The Parable of the Gopher Hole: Looking Beneath the Surface

gopher hole

I looked out the kitchen window of my childhood home in Mesa, Arizona and noticed something unusual.  The landscape of our normally flat backyard was marred with several small dirt hills scattered across the yellow-green grass.  The culprit?  A gopher.  I first noticed this phenomenon as a child, and at the time, I thought I knew the solution: we needed to get out the shovel, fill in all the holes, and level out the dirt.  Surely, that would solve the problem.  The holes would be gone, and the vermin wouldn’t have a hole to poke their heads up through.

But, as you are probably already thinking, little-kid-Allison’s solution wouldn’t be especially effective.  Yes, it would level out the yard, but the gopher still be there.  And he (or she) would soon create new holes.  The real problem wasn’t the visible holes and dirt hills.  Those were the symptoms.  The real problem lay under the surface.

Problem or Symptom?
Oftentimes, individuals, couples, or parents come to therapy citing a specific problem that they want to see “fixed”.  They are usually noticeable things.  Perhaps it is a pesky behavior that an individual can’t seem to kick after years of trying alone.  Perhaps it is a fight that a couple seems to rehash over and over and over again.  Maybe it is a list of complaints burned-out parents have about a misbehaving child.  People come in thinking that “the problem” is the problem, and that want to find a simple solution.
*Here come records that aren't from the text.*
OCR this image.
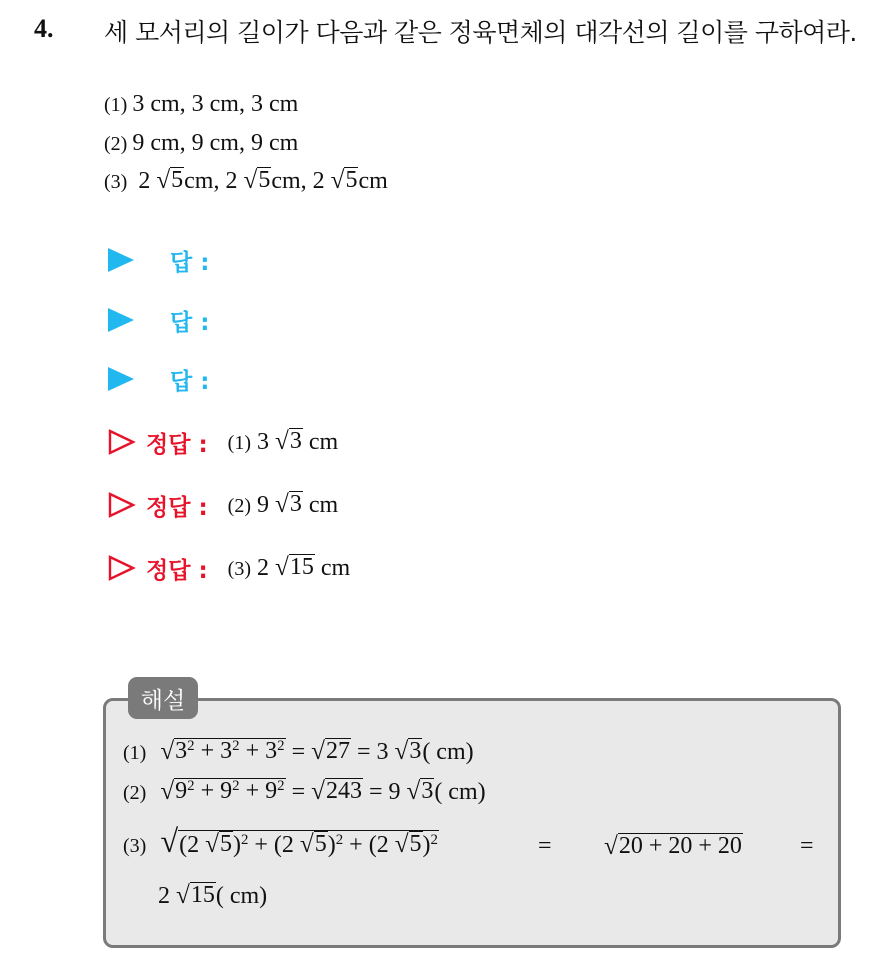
4. 세 모서리의 길이가 다음과 같은 정육면체의 대각선의 길이를 구하여라.
(1) 3 cm, 3 cm, 3 cm
(2) 9 cm, 9 cm, 9 cm
(3) 2 √ 5 cm, 2 √ 5 cm, 2 √ 5 cm
답 :
답 :
답 :
정답 : (1) 3 √ 3 cm
정답 : (2) 9 √ 3 cm
정답 : (3) 2 √ 15 cm
해설
(1) √ $3^2 + 3^2 + 3^2$ = √ 27 = 3 √ 3 ( cm)
(2) √ $9^2 + 9^2 + 9^2$ = √ 243 = 9 √ 3 ( cm)
(3) √ (2 √ 5 )$^2$ + (2 √ 5 )$^2$ + (2 √ 5 )$^2$	= √ 20 + 20 + 20 =
2 √ 15 ( cm)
However, many of the problems that people present in therapy are like gopher holes.  The problem they see isn’t actually the problem.  It is a symptom.  Some people spend years trying to resolve issues themselves without ever realizing that they are only ever attending to the symptom.  They have just been filling in gopher holes.  No wonder they are exhausted and frustrated, and no wonder they are still having issues!

Examples
  • Perceived Problem: 16-year-old Johnny is getting bad grades at school and is acting out at home.  If those were the problems, the solution would be a tutor and a behavioral modification program.  But, what if these are symptoms of Johnny dealing with his parents’ arguing?  Maybe acting out is a pressure release to his distress and underperforming is his way of getting his parents to work together on a common goal: helping him.  In this case, the real solution is to work with the parents and the family to decrease conflict and stress in the home.
  • Perceived Problem: Rick, isn’t contributing to household responsibilities.  Further, he commonly withdraws from his wife April’s attempts at talking about the issue.  April thinks that Rick doesn’t care about what is important to her.   But, what if he does care, but feel a great sense of shame that he forgets to do his part?  When April wants to talk and Rick withdraws, he isn’t avoiding her because he doesn’t care, he is avoiding her because he does care and doesn’t want to face her disapproval.  In this case, the solution lies, in part, in helping create a more secure attachment between the couple.
  • Perceive Problem: Lately, 10-year-old Julie’s hasn’t been eating very much, is constantly fatigue and has been in a mopey mood.  If these were seen as the problem, a parent may withhold privileges if Julie doesn’t eat, and make her go to bed early.  They may eventually go to the doctor to get her on antidepressants.  However, what if these are symptoms Julie being a victim of bullying at school?  To achieve real change, there will need to be a change in her school environment and in how she is able to perceive herself.
If you are experiencing a problem, ask yourself, “Is this a symptom, or is this the underlying problem?”  Sometimes, to achieve real and lasting change, you have to go beneath the surface.

What Do I Do if I Don’t Know the Underlying Problem?
Take time to assess the situation.  Think about when the problem began, and what was going on in your life and relationships at that time.  You may be able to figure out the bigger picture of what is happening.  In some cases, you may benefit from seeking the help of a helping professional such as an individual therapist or a marriage and family therapist.  They have been trained to discern between symptoms and underlying issues, and they have the training to help you and your family achieve your goals.